Earlier this year, I have published my first paper on semisupervised methods (Newsmap and seeded LDA) in Social Science Computer Review. My second paper on semisupervised method (Latent Semantic Scaling) has appeared in Communication Methods and Measures a few days ago. I wrote these research articles and developed software packages as part of my effort since 2018 to expand the scope of text analysis to new domains and languages.

Social scientists must respond rapidly to political and economic upheaval in the ongoing COVID19 crisis to understand its impact on many aspects of our lives. For example, conspiracy theories became even more prominent online during the pandemic to the extent that it hampers western governments’ responses to the COVID19 pandemic. For example, conspiratory beliefs would make people not only disobedient to behavioral rules to contain the spread of the virus but reluctant to take vaccination even when it comes widely available sometime next year.

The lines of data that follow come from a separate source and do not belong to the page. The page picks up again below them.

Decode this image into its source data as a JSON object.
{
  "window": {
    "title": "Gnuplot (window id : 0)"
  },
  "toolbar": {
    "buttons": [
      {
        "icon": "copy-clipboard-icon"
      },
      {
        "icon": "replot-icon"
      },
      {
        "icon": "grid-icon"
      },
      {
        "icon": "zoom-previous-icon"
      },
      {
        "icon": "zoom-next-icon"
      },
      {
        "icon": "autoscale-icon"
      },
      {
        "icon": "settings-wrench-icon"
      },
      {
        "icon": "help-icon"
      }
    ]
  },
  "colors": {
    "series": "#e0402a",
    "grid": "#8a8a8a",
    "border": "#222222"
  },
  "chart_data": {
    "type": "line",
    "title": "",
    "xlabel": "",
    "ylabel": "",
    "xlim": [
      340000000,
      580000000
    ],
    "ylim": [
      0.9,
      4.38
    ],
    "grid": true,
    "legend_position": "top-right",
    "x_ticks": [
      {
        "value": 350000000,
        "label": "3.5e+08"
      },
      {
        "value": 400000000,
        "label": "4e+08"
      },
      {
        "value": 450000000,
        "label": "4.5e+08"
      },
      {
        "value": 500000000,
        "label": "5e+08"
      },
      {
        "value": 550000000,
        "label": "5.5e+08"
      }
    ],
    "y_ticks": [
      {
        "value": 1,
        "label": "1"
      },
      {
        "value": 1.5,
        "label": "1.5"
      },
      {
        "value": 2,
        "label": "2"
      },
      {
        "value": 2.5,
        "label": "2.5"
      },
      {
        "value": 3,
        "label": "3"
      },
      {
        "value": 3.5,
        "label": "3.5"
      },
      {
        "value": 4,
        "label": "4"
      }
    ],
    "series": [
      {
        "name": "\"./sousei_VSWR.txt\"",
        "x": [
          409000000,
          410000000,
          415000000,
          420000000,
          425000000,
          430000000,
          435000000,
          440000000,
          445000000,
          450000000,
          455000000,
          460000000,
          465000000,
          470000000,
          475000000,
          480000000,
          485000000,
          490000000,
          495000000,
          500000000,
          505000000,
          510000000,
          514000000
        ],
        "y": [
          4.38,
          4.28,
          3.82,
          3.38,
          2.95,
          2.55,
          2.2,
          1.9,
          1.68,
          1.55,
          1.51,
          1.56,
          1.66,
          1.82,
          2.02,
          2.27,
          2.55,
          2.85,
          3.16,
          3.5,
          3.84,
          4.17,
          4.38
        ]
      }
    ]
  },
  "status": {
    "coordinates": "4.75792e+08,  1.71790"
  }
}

I believed quantitative text analysis is useful in studies of unexpected social changes because it can applied to the unstructured data (e.g. newspapers and social media posts) that had been produced continuously. In fact, I have developed the semisupervised methodology trough a study of Russia’s anti-west propaganda by online news sites using conspiracy theories. I am currently applying LSS in my projects to measure people’s perceived threats of refugees and foreign countries in newspapers and extreme political ideology and mental health on social media. I hope that other social scientists to employ semisupervised methods to analyze the stream of unstructured data focusing on specific aspects of texts.